The author of this little piece of fiscal propaganda was Michael Tanner who is director of health and welfare studies at the Cato Institute. That institute, you should know, is a Libertarian "think tank" which is strongly in favor of basically removing all powers and responsibilities from the federal government. They do not believe Americans have the right to any guarantees or services from a centralized federal government. Basically, they are on the side of the Far Right's drive to destroy all assistance coming from the government save that they are not as in love with the idea of welfare for Corporate America and the wealthiest American citizens. Either way, though, they will happily allow you to lose all possibilities of a secure retirement as long as their narrow political ploys succeed. Your best interests are most assuredly not on any of their minds, only finding a way for themselves to stop sharing the duty of supporting this nation financially.

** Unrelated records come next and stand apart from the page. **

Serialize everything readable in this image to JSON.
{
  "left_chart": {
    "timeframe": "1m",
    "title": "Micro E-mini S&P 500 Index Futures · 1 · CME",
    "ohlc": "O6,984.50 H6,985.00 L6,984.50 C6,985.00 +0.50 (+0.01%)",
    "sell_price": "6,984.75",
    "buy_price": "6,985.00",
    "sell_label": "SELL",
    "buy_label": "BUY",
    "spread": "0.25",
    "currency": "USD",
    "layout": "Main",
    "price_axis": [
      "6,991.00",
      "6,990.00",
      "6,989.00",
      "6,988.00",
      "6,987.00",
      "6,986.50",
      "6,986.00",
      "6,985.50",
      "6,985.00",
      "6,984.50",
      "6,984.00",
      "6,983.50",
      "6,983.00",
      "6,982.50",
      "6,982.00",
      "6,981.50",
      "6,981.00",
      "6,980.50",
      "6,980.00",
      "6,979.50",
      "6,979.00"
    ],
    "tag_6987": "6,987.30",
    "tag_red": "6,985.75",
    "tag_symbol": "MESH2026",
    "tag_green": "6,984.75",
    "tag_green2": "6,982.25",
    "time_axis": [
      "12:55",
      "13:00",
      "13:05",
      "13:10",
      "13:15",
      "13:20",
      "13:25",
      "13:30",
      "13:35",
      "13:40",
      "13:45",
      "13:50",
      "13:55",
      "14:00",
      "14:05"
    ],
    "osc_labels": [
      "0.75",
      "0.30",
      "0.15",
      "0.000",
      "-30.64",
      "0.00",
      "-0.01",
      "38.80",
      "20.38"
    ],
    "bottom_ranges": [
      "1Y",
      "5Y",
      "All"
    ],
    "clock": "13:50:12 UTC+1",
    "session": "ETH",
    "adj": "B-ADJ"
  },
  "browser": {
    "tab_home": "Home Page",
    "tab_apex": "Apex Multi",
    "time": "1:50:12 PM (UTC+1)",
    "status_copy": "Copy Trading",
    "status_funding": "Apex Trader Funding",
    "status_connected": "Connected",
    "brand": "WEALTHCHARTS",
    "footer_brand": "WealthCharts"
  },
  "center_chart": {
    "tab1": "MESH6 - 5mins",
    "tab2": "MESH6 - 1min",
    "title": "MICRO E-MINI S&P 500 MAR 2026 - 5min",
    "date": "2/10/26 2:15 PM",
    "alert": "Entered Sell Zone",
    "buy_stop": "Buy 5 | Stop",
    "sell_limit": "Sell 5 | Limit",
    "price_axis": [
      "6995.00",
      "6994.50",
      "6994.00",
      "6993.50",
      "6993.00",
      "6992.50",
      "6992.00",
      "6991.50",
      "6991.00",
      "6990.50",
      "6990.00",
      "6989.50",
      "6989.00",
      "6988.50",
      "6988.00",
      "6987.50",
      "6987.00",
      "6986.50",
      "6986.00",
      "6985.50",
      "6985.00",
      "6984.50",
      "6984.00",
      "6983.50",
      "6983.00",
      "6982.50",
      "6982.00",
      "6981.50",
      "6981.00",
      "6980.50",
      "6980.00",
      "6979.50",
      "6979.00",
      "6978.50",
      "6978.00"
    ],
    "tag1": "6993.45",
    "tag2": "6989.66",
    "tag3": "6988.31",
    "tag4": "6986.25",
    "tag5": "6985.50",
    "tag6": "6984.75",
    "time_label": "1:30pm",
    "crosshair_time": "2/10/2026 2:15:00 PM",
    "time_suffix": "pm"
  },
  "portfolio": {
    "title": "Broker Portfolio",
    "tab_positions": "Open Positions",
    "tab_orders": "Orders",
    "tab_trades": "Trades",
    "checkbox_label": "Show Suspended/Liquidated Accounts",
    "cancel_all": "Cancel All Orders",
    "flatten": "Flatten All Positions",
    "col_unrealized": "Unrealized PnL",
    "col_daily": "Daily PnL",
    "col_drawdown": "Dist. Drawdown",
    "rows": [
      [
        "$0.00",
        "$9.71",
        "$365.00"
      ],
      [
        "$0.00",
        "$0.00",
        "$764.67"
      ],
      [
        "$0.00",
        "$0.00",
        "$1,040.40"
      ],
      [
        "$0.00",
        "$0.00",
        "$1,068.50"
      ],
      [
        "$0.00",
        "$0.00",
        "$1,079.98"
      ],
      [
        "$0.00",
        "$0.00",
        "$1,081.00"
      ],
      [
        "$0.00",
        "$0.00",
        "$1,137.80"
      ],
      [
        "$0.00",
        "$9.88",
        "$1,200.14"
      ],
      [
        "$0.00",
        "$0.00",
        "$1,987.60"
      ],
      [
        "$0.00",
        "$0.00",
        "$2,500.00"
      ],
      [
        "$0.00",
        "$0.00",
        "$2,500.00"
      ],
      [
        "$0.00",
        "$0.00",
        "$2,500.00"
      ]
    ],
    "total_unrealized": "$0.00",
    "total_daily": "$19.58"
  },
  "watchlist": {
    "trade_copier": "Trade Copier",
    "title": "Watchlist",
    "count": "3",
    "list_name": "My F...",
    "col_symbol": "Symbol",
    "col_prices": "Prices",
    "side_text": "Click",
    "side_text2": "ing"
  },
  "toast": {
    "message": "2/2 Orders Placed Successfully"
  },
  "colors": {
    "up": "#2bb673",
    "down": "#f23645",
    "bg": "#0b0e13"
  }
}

Most independent economists predict that Social Security is most certainly not facing the crisis that the Right constantly screams about. Instead, they show that, first, Social Security will be able to fully fund its obligations until the year 2032. After that, simple tinkering will remove any danger of collapse even far beyond the baby boomer era coming in the next century. They offer the advice that either of two methods will settle all of Social Security's ills; either raise the age at which one can receive full retirement benefits over the next 10-15 years or, even more palatable to the average citizen, simple raise the deduction limit above the current level of $65,400 to include all payroll income for the year. Also, the idea that Social Security payments could be reduced to those with monthly incomes above a certain amount, and these same individuals should lose benefits according to a sliding scale, has been offered since the rich don't need Social Security, they only want it as added income. (These last suggestions faces the wrath of the wealthy who make more than the current level and, of course, deserve far more justice than those who never see the high side of minimum wage.)

The point is simple, ladies and gentlemen. The idea of using your precious retirement savings for investing in any stock market will simply not benefit you and will, in fact, put those irreplaceable funds at tremendous risk. It would make as much sense to just take the money to Las Vegas and put it all on some randomly selected number at the roulette table. This is only another glaring example of the Right trying to convince you that programs which benefit only their wealthy masters are "good for you", too. With just a little thought, all of us can see through their lies very, very easily.